Sollte man zum Verkauf eines EFH einen Makler dazunehmen oder es lieber selbst versuchen?
Sollte man zum Verkauf eines EFH einen Makler dazunehmen oder
es lieber selbst versuchen?
Wenn man viel Freizeit hat, sich mit der Materie und dem Markt auskennt, das Haus nicht schnell verkaufen muss und den größtmöglichen Preis erzielen will, dann sollte man auf einen Makler verzichten.
Wenn man wenig Arbeit haben will, sich nicht auskennt, das Haus zügig an den mann bringen will und einen vernünftigen Preis akzeptieren kann, der nmicht der Bestpreis ist, dann sollte man sich einen guten (!) Makler nehmen.
Gruß,
Max
Wie erkennt man einen GUTEN Makler?
Sollte man zum Verkauf eines EFH einen Makler dazunehmen oder
es lieber selbst versuchen?
ich würde es ohne versuchen. ich suche selbst seit geraumer zeit und die angebote ohne makler sind mir wesentlich sympathischer.
probier einfach mal eine anzeige im blättsche und schau was passiert… OHNE MAKLER reinschreiben, das zieht…

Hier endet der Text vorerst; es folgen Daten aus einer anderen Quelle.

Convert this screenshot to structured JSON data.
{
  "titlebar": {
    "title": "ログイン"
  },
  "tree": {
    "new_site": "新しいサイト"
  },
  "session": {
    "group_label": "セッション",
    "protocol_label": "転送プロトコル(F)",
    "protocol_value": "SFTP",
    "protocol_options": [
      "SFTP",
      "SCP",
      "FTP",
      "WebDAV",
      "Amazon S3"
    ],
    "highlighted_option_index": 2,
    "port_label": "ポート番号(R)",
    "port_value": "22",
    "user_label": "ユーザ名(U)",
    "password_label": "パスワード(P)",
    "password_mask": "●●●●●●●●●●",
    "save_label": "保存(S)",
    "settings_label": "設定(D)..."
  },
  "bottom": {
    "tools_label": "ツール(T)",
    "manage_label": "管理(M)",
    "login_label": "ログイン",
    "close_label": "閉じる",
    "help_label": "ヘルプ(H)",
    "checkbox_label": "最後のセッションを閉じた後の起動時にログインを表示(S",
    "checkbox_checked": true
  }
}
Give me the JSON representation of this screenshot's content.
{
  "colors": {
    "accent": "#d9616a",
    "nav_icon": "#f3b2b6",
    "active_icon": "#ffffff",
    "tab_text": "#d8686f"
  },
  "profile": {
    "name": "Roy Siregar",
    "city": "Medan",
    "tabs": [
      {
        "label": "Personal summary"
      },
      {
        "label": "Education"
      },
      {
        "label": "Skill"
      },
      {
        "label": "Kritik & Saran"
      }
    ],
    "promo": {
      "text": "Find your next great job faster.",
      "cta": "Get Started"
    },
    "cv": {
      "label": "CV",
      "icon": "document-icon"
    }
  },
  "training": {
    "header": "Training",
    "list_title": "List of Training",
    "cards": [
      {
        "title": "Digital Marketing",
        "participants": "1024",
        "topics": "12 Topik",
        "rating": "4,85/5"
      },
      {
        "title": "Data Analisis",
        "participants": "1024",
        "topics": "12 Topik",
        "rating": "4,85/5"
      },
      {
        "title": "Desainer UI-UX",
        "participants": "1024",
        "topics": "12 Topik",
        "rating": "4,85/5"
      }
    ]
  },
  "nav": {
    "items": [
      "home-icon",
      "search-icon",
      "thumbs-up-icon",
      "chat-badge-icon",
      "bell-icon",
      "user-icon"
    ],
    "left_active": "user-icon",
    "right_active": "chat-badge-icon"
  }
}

du wirst schon ungefähr wissen, was die hütte wert ist und was du dafür willst…
gruß inder
Wie erkennt man einen GUTEN Makler?
Ich würde nach einer lokal ansässigen Firma mit professionellem Auftritt und langjähriger Erfahrung suchen, die Mitglied in einschlägigen Fachverbänden (RDM, IVD) ist. Und dann Fragen stellen und durchaus auch auf den Bauch hören, ob man sich gut betreut fühlt.
Gruß,
Max
Hallo Malertante,
würdest du 100.000 € oder mehr allein und ohne Beratung zur Börse tragen und dort anlegen?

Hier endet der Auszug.